この天気もあるだろう。グレーの空が、海をグレーに染め上げ、靄のかかった空気が風景を優しく包む。人はほとんどいないし、いてもあまり喋らないから、海それ自体が内省的に見える。波もゆったりと、小刻みに、うちへうちへと思いを巡らしている。海を見つめる悩める人々の言葉と悲しみを吸い込みすぎたのかもしれない。

私はそんな海を眺めた。そういうと、センチメンタルぶっているみたいで嫌だが、海を前にしたら、言葉数は減ってゆき、センチメンタルも何もなくなる。思い出すことも何もなくなっている。ただ、それだけのことだ。内省的で、無口な海は、私の意識だけを飲み込んで、私はただたちすくすだけなのだ。

f:id:LeFlaneur:20210912225213j:plain

 

我に返って海沿いを歩くと、遊歩道が見えてきた。先程より人がいる。だが面白いことに、いや、当たり前かもしれないが、どの人も皆、黙って海を見つめていた。入ってくる船、出てゆく船、おりる客、乗り込む貨物。そんな海沿いの一連のことを、ただ黙って、皆見ている。表情は不思議と明るく、にこやかに見ている。ただ海だけが内省している。

なぜ皆こうも船と海に釘付けになっているのだろうか。思えば海は不思議と自由の象徴でもある。海にいざ落ちて仕舞えば、死を覚悟するほかない。それでも海に憧れる。船に憧れる。船酔いしようがしまいが、海はどこかで自由と繋がっている気がする。それは海を見ていると、結局、自分さえその気になれば、どこにだって行ける気がしてくるからかもしれない。いつもいつも、私たちは自分が決まった場所にしか行けないかのように行動しているが、そんなことはないのだ。「いや、でも現実は…」という私たちを叱りつける言葉を、海は黙らせてしまう。

今朝、悪夢を見た。宇宙に行く三日前の夢だった。最近、自分の現状に哀しみを覚えて、ここではないどこかへ行けるから、宇宙に行くことになっていた。だが三日前、突如恐怖に襲われる。閉ざされた空間で、十年間(そう、なぜか十年間だった)、私は宇宙にいないといけない。身の回りには何もない。ただただそこで歳をとってゆく。とてつもない恐怖だった。やはり行くのはやめよう。そう、誰かに、息も絶え絶え打ち明けている時、目が覚めた。

夢の中で見た宇宙の旅は自由というよりも、恐怖と閉塞だった。
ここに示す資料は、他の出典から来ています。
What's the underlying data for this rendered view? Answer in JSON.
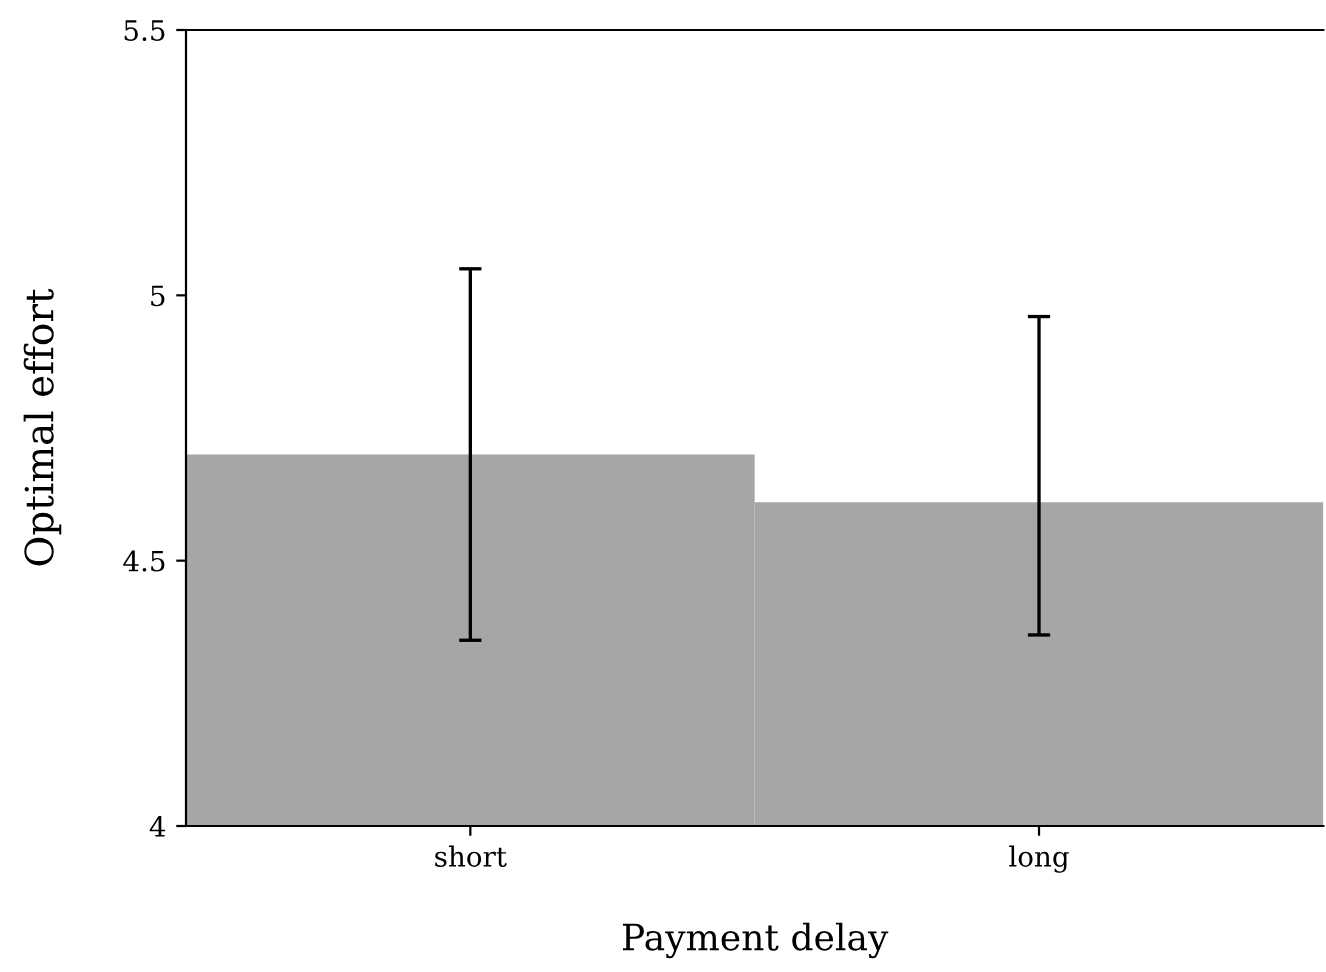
{
  "chart_data": {
    "type": "bar",
    "xlabel": "Payment delay",
    "ylabel": "Optimal effort",
    "categories": [
      "short",
      "long"
    ],
    "values": [
      4.7,
      4.61
    ],
    "errors": [
      [
        4.35,
        5.05
      ],
      [
        4.36,
        4.96
      ]
    ],
    "color": "#a6a6a6",
    "ylim": [
      4,
      5.5
    ],
    "yticks": [
      4,
      4.5,
      5,
      5.5
    ],
    "grid": false,
    "legend": false
  }
}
むしろ通常の生活の良くない部分を増幅させたようなものだった。海の旅も、実際には、同じかもしれない。すぐには降りられないし、死の恐怖もある。それでも、私たち海と遠いところに生きる人々は、船は寄港さえすれば、そこには見知らぬ世界があり、どこにだって行けるかもしれない、と夢想してしまう。今いる場所が宇宙や現実の海の只中、あるいはアルカトラズ島のように、閉塞感があるのなら、そこから出るには夢想の海へ出かけてゆくしかない。そこまで行けば、どこへだって行けるのだから。

今、どうしたって世の中は閉塞している。どこにだって行けた時代はどこかへ行ってしまった。海を眺める目には、自由への憧憬があり、海と船には自由の香りがある。少なくとも私は、海を眺め、無口になる時だけは、海とひとり、向かい合っている時だけは、自由に触れられた気がした。

f:id:LeFlaneur:20210912231616j:plain

海を眺める人たち。なぜか黙って眺めてしまう。

f:id:LeFlaneur:20210912231542j:plain

 

だから今日、乱数が田町を指したのは、きっと私にとって「自由」と「無口」が必要だったからなのだ。そう思うと、なんだか胸の奥が揺れる気がした。